欧州で「白物」競争激化 パナやサムスン、地元老舗と真っ向勝負 (1/3ページ)

2014.9.6 06:20

パナソニックが欧州で来年3月までに発売する洗濯機。現地企業と初めて共同開発した=4日、ベルリン

パナソニックが欧州で来年3月までに発売する洗濯機。現地企業と初めて共同開発した=4日、ベルリン【拡大】

 世界最大級の家電見本市「IFA2014」が5日、ベルリンで開幕した。欧州でも省エネ性能の高さや無線ネットワークでつながる家電に関心が高まる中、パナソニックや韓国のサムスン電子が、高機能な調理家電や洗濯機など“白物”の展示を充実させ、地元の老舗メーカーと真っ向勝負する格好となった。
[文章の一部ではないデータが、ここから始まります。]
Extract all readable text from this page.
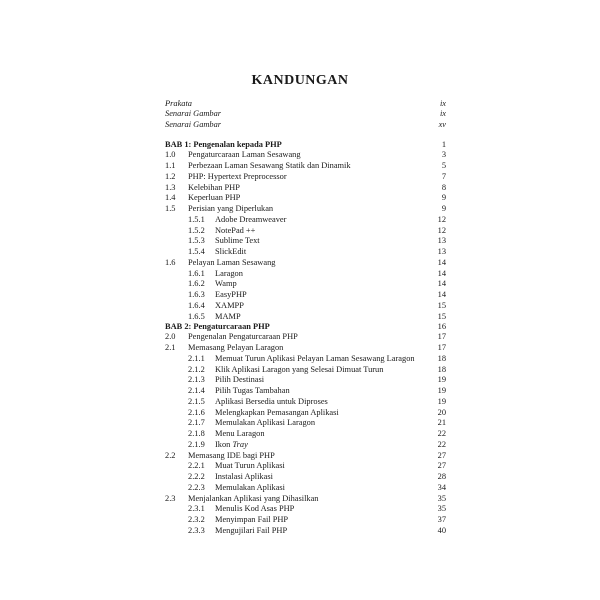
KANDUNGAN
Prakata	ix
Senarai Gambar	ix
Senarai Gambar	xv
BAB 1: Pengenalan kepada PHP	1
1.0 Pengaturcaraan Laman Sesawang	3
1.1 Perbezaan Laman Sesawang Statik dan Dinamik	5
1.2 PHP: Hypertext Preprocessor	7
1.3 Kelebihan PHP	8
1.4 Keperluan PHP	9
1.5 Perisian yang Diperlukan	9
1.5.1 Adobe Dreamweaver	12
1.5.2 NotePad ++	12
1.5.3 Sublime Text	13
1.5.4 SlickEdit	13
1.6 Pelayan Laman Sesawang	14
1.6.1 Laragon	14
1.6.2 Wamp	14
1.6.3 EasyPHP	14
1.6.4 XAMPP	15
1.6.5 MAMP	15
BAB 2: Pengaturcaraan PHP	16
2.0 Pengenalan Pengaturcaraan PHP	17
2.1 Memasang Pelayan Laragon	17
2.1.1 Memuat Turun Aplikasi Pelayan Laman Sesawang Laragon	18
2.1.2 Klik Aplikasi Laragon yang Selesai Dimuat Turun	18
2.1.3 Pilih Destinasi	19
2.1.4 Pilih Tugas Tambahan	19
2.1.5 Aplikasi Bersedia untuk Diproses	19
2.1.6 Melengkapkan Pemasangan Aplikasi	20
2.1.7 Memulakan Aplikasi Laragon	21
2.1.8 Menu Laragon	22
2.1.9 Ikon Tray	22
2.2 Memasang IDE bagi PHP	27
2.2.1 Muat Turun Aplikasi	27
2.2.2 Instalasi Aplikasi	28
2.2.3 Memulakan Aplikasi	34
2.3 Menjalankan Aplikasi yang Dihasilkan	35
2.3.1 Menulis Kod Asas PHP	35
2.3.2 Menyimpan Fail PHP	37
2.3.3 Mengujilari Fail PHP	40
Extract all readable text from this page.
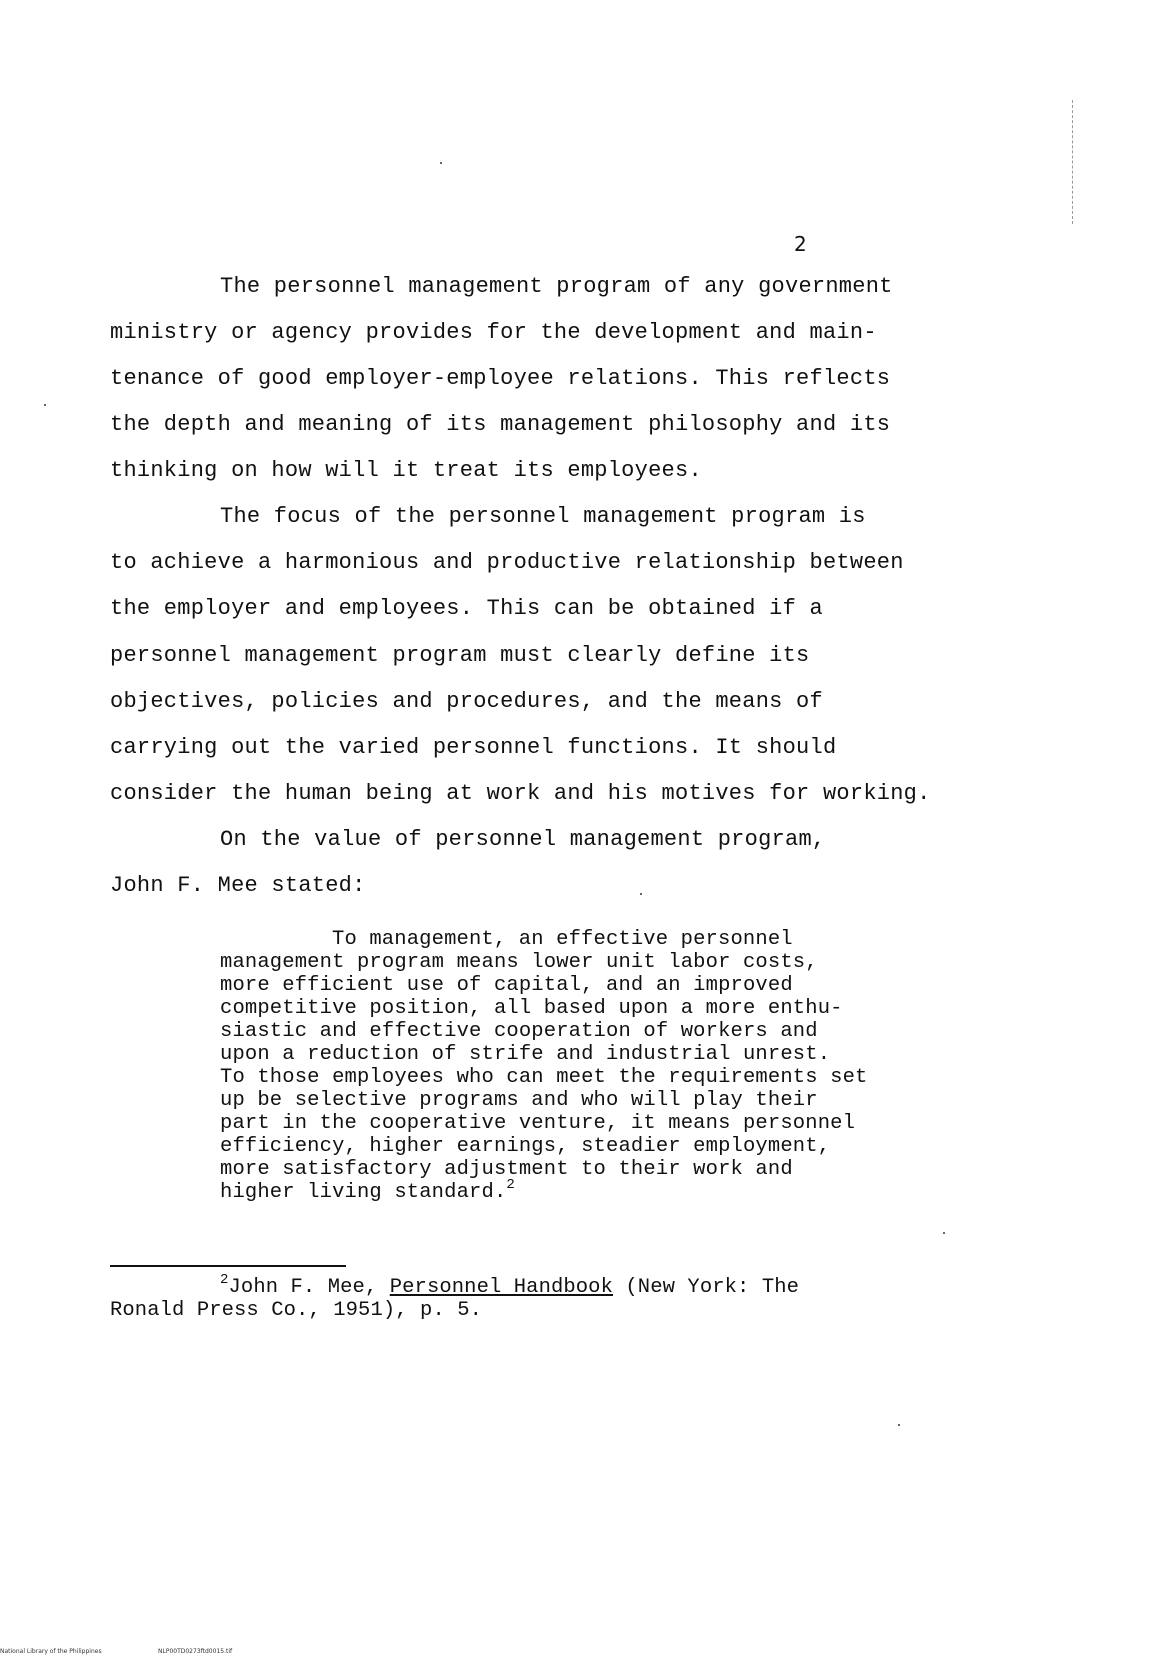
2
The personnel management program of any government
ministry or agency provides for the development and main-
tenance of good employer-employee relations. This reflects
the depth and meaning of its management philosophy and its
thinking on how will it treat its employees.
The focus of the personnel management program is
to achieve a harmonious and productive relationship between
the employer and employees. This can be obtained if a
personnel management program must clearly define its
objectives, policies and procedures, and the means of
carrying out the varied personnel functions. It should
consider the human being at work and his motives for working.
On the value of personnel management program,
John F. Mee stated:
To management, an effective personnel
management program means lower unit labor costs,
more efficient use of capital, and an improved
competitive position, all based upon a more enthu-
siastic and effective cooperation of workers and
upon a reduction of strife and industrial unrest.
To those employees who can meet the requirements set
up be selective programs and who will play their
part in the cooperative venture, it means personnel
efficiency, higher earnings, steadier employment,
more satisfactory adjustment to their work and
higher living standard.$^2$
$^2$John F. Mee, Personnel Handbook (New York: The
Ronald Press Co., 1951), p. 5.
National Library of the Philippines	NLP00TD0273ftd0015.tif
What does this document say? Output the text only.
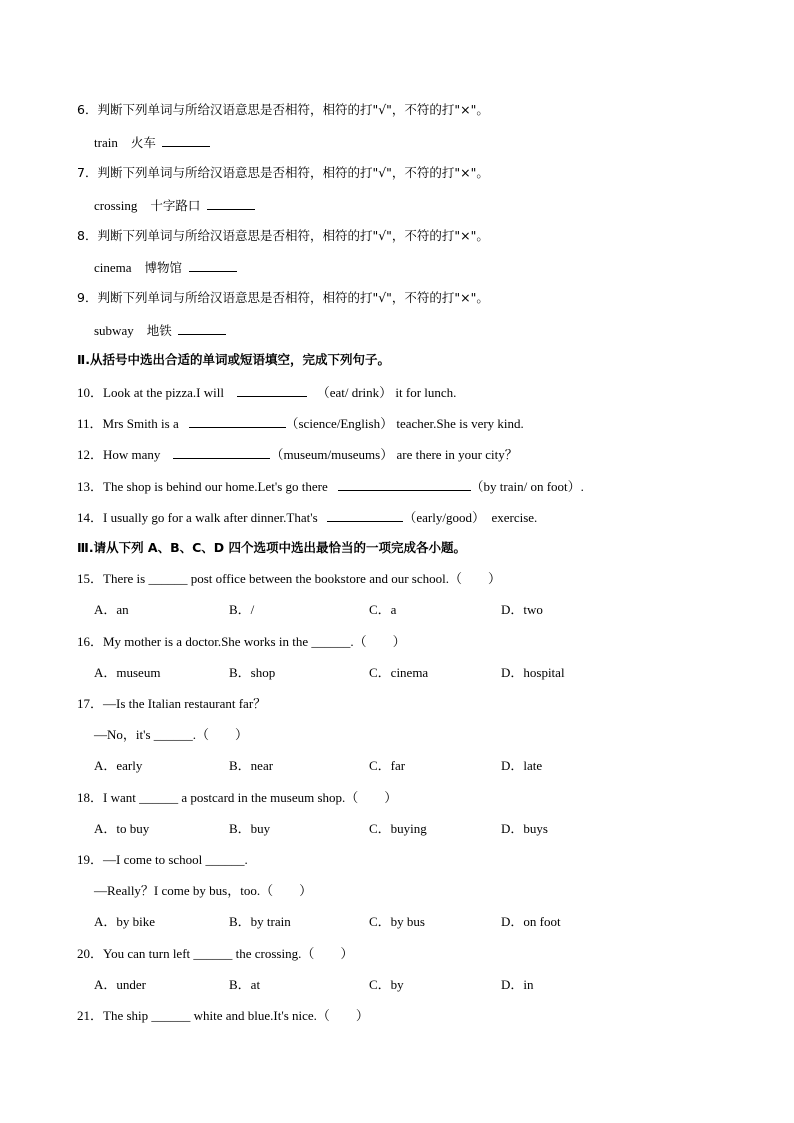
6．判断下列单词与所给汉语意思是否相符，相符的打"√"，不符的打"×"。
train 火车
7．判断下列单词与所给汉语意思是否相符，相符的打"√"，不符的打"×"。
crossing 十字路口
8．判断下列单词与所给汉语意思是否相符，相符的打"√"，不符的打"×"。
cinema 博物馆
9．判断下列单词与所给汉语意思是否相符，相符的打"√"，不符的打"×"。
subway 地铁
Ⅱ.从括号中选出合适的单词或短语填空，完成下列句子。
10．Look at the pizza.I will	（eat/ drink） it for lunch.
11．Mrs Smith is a	（science/English） teacher.She is very kind.
12．How many	（museum/museums） are there in your city？
13．The shop is behind our home.Let's go there	（by train/ on foot）.
14．I usually go for a walk after dinner.That's	（early/good） exercise.
Ⅲ.请从下列 A、B、C、D 四个选项中选出最恰当的一项完成各小题。
15．There is ______ post office between the bookstore and our school.（　　）
A．an	B．/	C．a	D．two
16．My mother is a doctor.She works in the ______.（　　）
A．museum	B．shop	C．cinema	D．hospital
17．—Is the Italian restaurant far？
—No，it's ______.（　　）
A．early	B．near	C．far	D．late
18．I want ______ a postcard in the museum shop.（　　）
A．to buy	B．buy	C．buying	D．buys
19．—I come to school ______.
—Really？I come by bus，too.（　　）
A．by bike	B．by train	C．by bus	D．on foot
20．You can turn left ______ the crossing.（　　）
A．under	B．at	C．by	D．in
21．The ship ______ white and blue.It's nice.（　　）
 パナソニックは家電が調和する住空間全体を提案。生活シーンに応じた新たな家電の存在価値をデモンストレーションする。2015年度から欧州で本格展開するビルトイン(備え付け型)キッチンは、独自に温度調節するIHクッキングヒーターやオーブンで調理を実演。スロベニアの企業と共同開発した洗濯機は欧州で流行のデザインにパナソニックの省エネ技術「エコナビ」を搭載し、来場者の目を引いた。

 韓国サムスン電子は昨年、白物家電の欧州での売り上げが一昨年に比べ30%伸びた。今回のIFAでは、欧州の著名シェフ3人と共同で設計したキッチン家電を発表。温度をLED(発光ダイオード)で可視化したIHヒーターや大型冷蔵庫、食洗機などでブランド確立を狙う。